In the world which followed the fall of the Berlin Wall, democracy and free-markets were mutually reinforcing. Open markets were to lead to more and better democracies and, in turn, democracies promoted more open trade. This we called 'globalization' or even 'the end of history'. Firms and individuals were the main actors in a multilateral world governed by common economic rules. States were important to keep the system running, but they were not the dominant actors. But things have changed, and globalization has been hijacked by state actors and national security concerns. Fueled by responses to the economic crisis that is gripping Europe, we now live in an age of geo-economics.
The world now looks increasingly multipolar, rather than multilateral. States are back (at least some of them) and rather than promoting the market, they use market tools to increase their relative power vis-à-vis the others. Paraphrasing Bismarck, actors tend now to see economics as the continuation of great power politics by other means. The logic of national security and state competition has now captured the stage, and the open logic of globalization has been replaced by neo-mercantilism.

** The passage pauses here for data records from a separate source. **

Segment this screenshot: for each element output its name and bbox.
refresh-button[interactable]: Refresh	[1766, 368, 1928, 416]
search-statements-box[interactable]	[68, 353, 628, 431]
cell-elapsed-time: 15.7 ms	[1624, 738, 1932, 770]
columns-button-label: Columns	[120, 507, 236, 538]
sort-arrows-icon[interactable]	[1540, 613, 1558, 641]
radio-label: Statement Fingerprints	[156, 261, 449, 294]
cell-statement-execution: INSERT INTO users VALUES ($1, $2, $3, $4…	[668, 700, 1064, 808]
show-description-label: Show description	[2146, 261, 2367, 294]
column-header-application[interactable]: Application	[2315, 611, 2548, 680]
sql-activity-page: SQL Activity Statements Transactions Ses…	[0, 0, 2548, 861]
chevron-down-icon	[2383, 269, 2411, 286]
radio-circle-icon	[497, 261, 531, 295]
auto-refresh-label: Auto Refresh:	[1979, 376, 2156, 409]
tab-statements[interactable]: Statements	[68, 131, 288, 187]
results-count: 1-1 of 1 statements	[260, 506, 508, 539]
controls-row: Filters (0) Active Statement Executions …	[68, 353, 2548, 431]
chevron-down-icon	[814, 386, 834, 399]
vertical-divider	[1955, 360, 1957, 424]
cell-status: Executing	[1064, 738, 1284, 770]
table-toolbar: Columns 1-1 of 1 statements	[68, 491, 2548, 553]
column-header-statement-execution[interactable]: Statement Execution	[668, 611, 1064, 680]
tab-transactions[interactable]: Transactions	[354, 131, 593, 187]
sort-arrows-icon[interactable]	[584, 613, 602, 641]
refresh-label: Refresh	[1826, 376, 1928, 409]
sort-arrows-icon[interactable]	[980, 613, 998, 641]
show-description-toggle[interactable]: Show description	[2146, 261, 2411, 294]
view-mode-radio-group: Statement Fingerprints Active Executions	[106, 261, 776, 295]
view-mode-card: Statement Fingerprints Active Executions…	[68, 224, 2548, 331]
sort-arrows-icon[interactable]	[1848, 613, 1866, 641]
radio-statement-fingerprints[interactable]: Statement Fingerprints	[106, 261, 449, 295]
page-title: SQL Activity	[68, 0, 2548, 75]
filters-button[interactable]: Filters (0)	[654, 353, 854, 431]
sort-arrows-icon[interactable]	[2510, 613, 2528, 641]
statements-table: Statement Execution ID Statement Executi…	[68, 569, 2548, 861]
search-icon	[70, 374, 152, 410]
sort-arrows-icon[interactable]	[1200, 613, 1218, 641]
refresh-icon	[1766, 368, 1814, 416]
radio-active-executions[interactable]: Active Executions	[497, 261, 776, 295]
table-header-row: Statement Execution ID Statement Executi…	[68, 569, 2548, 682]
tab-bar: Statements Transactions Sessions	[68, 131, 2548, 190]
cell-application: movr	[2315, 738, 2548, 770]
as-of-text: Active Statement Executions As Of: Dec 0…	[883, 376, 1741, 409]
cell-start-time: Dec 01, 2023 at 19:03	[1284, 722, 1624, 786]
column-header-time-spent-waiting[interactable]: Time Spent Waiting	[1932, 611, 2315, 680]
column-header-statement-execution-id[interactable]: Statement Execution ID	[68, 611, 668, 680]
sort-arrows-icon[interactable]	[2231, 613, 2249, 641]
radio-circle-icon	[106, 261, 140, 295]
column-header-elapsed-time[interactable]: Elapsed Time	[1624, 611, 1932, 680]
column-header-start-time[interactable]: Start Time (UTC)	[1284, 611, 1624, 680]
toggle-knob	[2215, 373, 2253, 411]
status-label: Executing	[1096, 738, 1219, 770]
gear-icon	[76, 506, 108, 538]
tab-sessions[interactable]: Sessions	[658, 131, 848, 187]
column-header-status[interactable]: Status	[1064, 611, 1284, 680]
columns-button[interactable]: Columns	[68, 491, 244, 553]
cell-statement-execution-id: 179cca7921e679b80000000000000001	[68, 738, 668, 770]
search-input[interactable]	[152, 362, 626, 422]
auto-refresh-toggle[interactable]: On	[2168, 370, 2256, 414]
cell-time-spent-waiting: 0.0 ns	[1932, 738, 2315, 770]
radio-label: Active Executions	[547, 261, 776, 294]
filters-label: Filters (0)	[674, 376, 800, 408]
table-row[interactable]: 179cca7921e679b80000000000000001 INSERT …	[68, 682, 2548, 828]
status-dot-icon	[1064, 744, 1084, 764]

This rise of geo-economics (or rather the ‘the admixture of the logic of conflict and the methods of commerce' as described by Luttwak in 1990) is now a prevailing trend in the foreign policies of various EU member states. This trend has clearly been on the rise and increasingly dominates decision making. As our colleague Hans Kundnani argues, Germany has become the clearest example of geo-economics dominating a country's foreign policy. In 2011. Germany abstained, along with the BRICs, instead of voting with its European partners in the UNSC to support military intervention in Libya. This act was considered by many as a clear demonstration that Germany considered its economic interests above its political interests and commitments within Europe.
This is not the only example. Other key EU member states such as France, the UK and Spain have also been seen flaunting their new geo-economic policies in 2011. Cameron's first foreign visit after entering office in 2010 was to India, where a €840 million deal for Hawk trainer aircraft was agreed upon. Continuing this trend in 2011, the UK's preference for non-EU commercial partners such as China was seen ever more clearly throughout various visits and generous deals made with Chinese officials.
Spain was also very busy during 2011 in courting China to buy its debt (China along with France are the biggest owners of Spain's debt at around 25%) and sign commercial deals, with China's investment in Repsol Brasil at the beginning of 2011 resulting in a whopping $7.1 billion agreement. Spain's debt problems and China's increased presence in Spanish economic affairs led Madrid to keep quiet on a number of politically sensitive issues in EU-China relations. Examples include Spain's silence on demanding the release of Liu Xiaobo after he won the Nobel Peace Prize (contrary to the position that the rest of the EU took), and its loud support for lifting the EU arms embargo on China, to the dismay of the U.S. and other European governments.
France's foreign policy was also heavily affected by geo-economics. President Sarkozy's courting of China in 2011 and France's spat with other EU member states over EIB loans for the construction of a high speed train in Morocco (a contract which France had obtained due to its close ties with Morocco) clearly demonstrated the negative side effects that geo-economics is having on EU solidarity.
The reason for the greater prevalence of geo-economic policies can largely be attributed to the economic crisis. Not only has the crisis deepened and become more destructive, but solutions have generally not come from a pan-European level. Because of this, politicians in member states have found comfort in national geo-economic policies that have provided short term solutions such as strategic investments and the purchasing of debt by foreign governments. In other words, a European economic crisis has lead EU member states to resort to national geo-economic policies to offset the negative consequences of the lack of a defined European response to the crisis.
This trend towards the greater use of geo-economics in EU member states' foreign policies should be cause for concern, as it has also led to the renationalisation of foreign policies. This in turn leads to competition between member states, instead of determining and backing a common European stance, damaging the longer term prospect for a strong EU foreign policy in the future. This is the high cost of the age of geo-economics.